Our next step is to choose. The means by which we make a selection is actually quite mysterious. One moment we are undecided; the next moment we are decided. How this happens, nobody can quite say, which is why free will remains enigmatic and controversial. In any case, we do reach a decision. Let's say we choose a tuna fish sandwich.

The very fact of making this decision effectively compresses the probability wave – the cloud of potential outcomes – down to a single point, namely tuna. We have collapsed the wave function.

Thought is unceasing, so we are immediately faced with a new question: What beverage do I want? Again, as soon as the question is raised, a cloud of potential choices arises, ranging from more probable (milk) to less probable (champagne). All of these choices exist as possibilities that are unrealized until we home in on a selection – say, Coca-Cola. At that instant the wave function collapses down to a single decision point: Coca-Cola.

Our thought processes, in other words, also can be visualized as either a wave function or a decision point. But never both at once - which brings us to the famous Uncertainty Principle formulated by Heisenberg.

Heisenberg said we can know the position of a subatomic entity or we can know its momentum (meaning essentially its direction of travel), but we cannot know both at the same time. And even in terms of our analogy, this is true.

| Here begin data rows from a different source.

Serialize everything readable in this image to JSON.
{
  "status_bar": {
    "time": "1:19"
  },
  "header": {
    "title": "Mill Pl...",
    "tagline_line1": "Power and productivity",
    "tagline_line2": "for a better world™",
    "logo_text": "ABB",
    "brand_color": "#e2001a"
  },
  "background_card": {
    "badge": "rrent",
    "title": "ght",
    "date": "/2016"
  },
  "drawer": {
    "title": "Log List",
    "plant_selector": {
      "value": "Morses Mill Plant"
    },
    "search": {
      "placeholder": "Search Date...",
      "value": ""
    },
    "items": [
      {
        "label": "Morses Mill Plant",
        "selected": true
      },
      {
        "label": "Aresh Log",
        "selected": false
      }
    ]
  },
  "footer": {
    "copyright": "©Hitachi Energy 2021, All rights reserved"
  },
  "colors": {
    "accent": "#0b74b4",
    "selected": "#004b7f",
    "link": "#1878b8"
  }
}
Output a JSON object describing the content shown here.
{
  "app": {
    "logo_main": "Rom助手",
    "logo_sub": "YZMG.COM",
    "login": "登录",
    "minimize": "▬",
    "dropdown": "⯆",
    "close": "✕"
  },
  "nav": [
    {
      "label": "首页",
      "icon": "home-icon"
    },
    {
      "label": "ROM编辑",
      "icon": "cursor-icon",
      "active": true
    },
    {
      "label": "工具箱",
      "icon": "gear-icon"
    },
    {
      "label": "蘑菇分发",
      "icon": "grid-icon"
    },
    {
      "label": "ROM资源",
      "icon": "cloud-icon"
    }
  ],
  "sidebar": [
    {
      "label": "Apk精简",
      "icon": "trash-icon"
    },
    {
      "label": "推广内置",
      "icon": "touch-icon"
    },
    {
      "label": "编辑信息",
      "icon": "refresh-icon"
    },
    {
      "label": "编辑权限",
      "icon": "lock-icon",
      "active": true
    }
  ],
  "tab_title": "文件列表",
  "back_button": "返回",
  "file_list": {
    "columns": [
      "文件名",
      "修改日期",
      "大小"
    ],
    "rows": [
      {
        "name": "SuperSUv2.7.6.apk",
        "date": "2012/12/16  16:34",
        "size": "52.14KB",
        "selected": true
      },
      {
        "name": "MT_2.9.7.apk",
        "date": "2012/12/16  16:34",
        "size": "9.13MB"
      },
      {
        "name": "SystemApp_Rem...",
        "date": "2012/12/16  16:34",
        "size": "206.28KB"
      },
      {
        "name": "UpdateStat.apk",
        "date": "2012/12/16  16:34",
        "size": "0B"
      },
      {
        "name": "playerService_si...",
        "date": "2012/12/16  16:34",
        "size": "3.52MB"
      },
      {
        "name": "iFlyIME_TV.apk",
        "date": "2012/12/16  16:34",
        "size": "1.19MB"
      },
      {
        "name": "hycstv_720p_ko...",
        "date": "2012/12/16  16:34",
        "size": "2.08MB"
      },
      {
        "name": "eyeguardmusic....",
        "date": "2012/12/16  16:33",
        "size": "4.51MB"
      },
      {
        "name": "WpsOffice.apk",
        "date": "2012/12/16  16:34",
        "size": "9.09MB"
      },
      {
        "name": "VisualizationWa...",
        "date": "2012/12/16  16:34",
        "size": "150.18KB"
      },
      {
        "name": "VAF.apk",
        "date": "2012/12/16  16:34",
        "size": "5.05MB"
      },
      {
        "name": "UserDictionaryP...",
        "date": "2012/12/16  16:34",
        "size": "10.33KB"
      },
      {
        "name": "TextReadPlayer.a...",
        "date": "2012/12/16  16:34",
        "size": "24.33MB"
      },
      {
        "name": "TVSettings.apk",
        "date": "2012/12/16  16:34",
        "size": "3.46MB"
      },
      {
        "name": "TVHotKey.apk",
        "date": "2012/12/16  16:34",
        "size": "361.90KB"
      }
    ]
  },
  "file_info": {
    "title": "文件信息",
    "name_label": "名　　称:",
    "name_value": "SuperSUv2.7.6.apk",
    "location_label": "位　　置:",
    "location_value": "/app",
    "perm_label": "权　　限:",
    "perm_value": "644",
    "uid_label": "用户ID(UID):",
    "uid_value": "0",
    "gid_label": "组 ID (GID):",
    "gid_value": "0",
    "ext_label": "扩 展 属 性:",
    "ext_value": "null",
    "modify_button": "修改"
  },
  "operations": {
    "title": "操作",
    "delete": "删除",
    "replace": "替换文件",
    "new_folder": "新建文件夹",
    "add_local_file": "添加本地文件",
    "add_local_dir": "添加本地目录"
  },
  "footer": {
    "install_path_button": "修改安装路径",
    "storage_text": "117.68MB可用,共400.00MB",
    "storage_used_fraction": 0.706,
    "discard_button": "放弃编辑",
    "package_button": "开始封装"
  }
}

When we ask the question: What do I want for lunch?, we know our thought's direction of travel. It is directed toward answering that particular question. We do not, however, know where it is going to end up – its specific position. Once we have settled on a tuna sandwich, we know the specific position, but at that point we do not know what direction our thought process will take next – not until the next question is asked. Once we have asked: What beverage do I want?, then we again know the direction of our thought, but not the decision point we will reach. And once we reach that decision point, we know its position, but not where we will go from there.

So we can know the “location” (specific position) of our thought at any given time, or we can know the “momentum” (direction) of our thought at any given time, but we cannot know both at the same time.

All of this suggests that the astronomer Sir James Jeans may have been correct when he suggested that “the universe begins to look less like a great machine and more like a great thought." It also has implications for the idea of an information matrix as the underpinning of physical reality, a notion we’ve explored in earlier posts.

While the information matrix idea makes it easy to visualize the ramifying pathways that proceed from any given decision point, it is perhaps unnecessary. The same pathways could exist in the imagination of any sufficiently comprehensive mind. In other words the so-called information matrix could simply be the total knowledge and imaginative extrapolation of a Cosmic Mind. Think of a chessmaster who studies the board and can imaginatively spin out the likely consequences of any possible move, without actually making any of the moves. The Cosmic Mind could be a universal grandmaster, able to survey the total possible ramifications of any decision point through sheer imaginative power.

If this were the case, then consciousness as such, and not any sort of information matrix or cosmic software program, would be the true ground of being – the underlying structure of what we call physical reality.

And then the ancient mystical insight – that we and all that exists are merely thoughts in the mind of God – would be seen as literally true.